I am not even sure how to start writing again.
Part of me wants to explain why I disappeared, why I haven’t written in over a month, but then I realized that I would only be doing that to make myself feel better. I would be trying to give an explanation- a justification- and why would I do that?
As I have mulled this over a bit, I came to the conclusion that we ALL do this from time to time. That when we feel that we have let others down or we didn’t do what we “should” have or “ought” to, we attempt to give excuses or justifications or reasons, but those reasons are really to ease our own thoughts, not others…. because if we were to really think about, most of the time others don’t really care, at least those who love us don’t. They are just ready to move on.
Sometimes I am struck by the fact that we allow others to love us better than we love ourselves.

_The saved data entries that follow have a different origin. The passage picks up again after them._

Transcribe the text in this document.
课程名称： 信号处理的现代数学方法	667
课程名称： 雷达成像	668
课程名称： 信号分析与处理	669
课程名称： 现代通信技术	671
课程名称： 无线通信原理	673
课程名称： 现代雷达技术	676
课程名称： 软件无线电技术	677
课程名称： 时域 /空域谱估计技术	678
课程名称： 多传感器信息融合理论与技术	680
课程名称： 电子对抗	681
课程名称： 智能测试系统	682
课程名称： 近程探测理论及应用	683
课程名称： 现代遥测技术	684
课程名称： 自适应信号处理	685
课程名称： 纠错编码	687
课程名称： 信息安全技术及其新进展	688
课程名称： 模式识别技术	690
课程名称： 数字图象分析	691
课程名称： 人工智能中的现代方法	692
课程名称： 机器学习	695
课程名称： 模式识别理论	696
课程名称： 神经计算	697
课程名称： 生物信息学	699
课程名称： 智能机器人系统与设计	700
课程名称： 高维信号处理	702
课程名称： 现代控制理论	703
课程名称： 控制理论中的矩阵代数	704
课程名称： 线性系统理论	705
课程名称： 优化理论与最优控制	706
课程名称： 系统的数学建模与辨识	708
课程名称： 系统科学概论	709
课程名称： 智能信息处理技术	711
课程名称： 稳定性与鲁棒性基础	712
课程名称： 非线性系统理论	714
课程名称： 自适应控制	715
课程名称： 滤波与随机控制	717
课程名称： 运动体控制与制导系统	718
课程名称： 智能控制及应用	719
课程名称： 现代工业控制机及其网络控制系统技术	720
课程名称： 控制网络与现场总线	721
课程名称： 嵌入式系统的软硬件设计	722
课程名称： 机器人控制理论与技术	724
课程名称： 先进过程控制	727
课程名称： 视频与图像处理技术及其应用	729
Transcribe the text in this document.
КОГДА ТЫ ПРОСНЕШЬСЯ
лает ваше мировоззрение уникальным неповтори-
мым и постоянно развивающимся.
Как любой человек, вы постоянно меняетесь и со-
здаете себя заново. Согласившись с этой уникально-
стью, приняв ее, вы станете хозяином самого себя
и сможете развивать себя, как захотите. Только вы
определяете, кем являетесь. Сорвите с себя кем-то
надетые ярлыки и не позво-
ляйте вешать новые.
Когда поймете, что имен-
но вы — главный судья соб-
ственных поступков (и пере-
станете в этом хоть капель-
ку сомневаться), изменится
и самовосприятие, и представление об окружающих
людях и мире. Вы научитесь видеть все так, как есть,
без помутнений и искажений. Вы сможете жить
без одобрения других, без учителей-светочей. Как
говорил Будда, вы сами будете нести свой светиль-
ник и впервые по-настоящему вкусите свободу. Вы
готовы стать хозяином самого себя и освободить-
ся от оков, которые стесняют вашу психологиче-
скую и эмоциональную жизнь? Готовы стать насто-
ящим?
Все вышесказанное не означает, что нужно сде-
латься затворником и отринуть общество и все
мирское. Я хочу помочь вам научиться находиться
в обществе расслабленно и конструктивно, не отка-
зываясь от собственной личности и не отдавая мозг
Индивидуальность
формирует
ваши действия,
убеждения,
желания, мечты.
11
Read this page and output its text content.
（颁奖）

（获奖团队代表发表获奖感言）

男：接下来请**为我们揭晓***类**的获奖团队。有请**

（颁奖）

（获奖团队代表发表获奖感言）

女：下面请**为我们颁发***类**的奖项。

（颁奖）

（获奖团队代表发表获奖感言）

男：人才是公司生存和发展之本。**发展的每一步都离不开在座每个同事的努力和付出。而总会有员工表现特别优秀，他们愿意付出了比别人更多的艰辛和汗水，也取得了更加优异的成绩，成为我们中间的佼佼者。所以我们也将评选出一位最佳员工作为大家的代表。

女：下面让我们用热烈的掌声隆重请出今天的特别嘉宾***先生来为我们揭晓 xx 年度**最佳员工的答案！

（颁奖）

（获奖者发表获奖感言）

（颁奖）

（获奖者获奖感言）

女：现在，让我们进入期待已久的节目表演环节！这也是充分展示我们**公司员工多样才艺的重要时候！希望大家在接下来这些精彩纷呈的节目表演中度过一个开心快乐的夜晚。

We feel that we have to justify and explain rather than allow ourselves to be… to- just- be.
No explanation needed.
So, in this light, there is no apology included. No reason given as to why I have chosen to stop writing. Rather, I am putting a loving arm around myself and continuing on.
Oh dear sisters, maybe we think too much. Maybe we think too much how others perceive us rather than how we perceive ourselves. May this be our journey this year, to learn how to care for ourselves. May we learn how to care for our hearts and in turn, may our hearts be better equipped to love well those around us.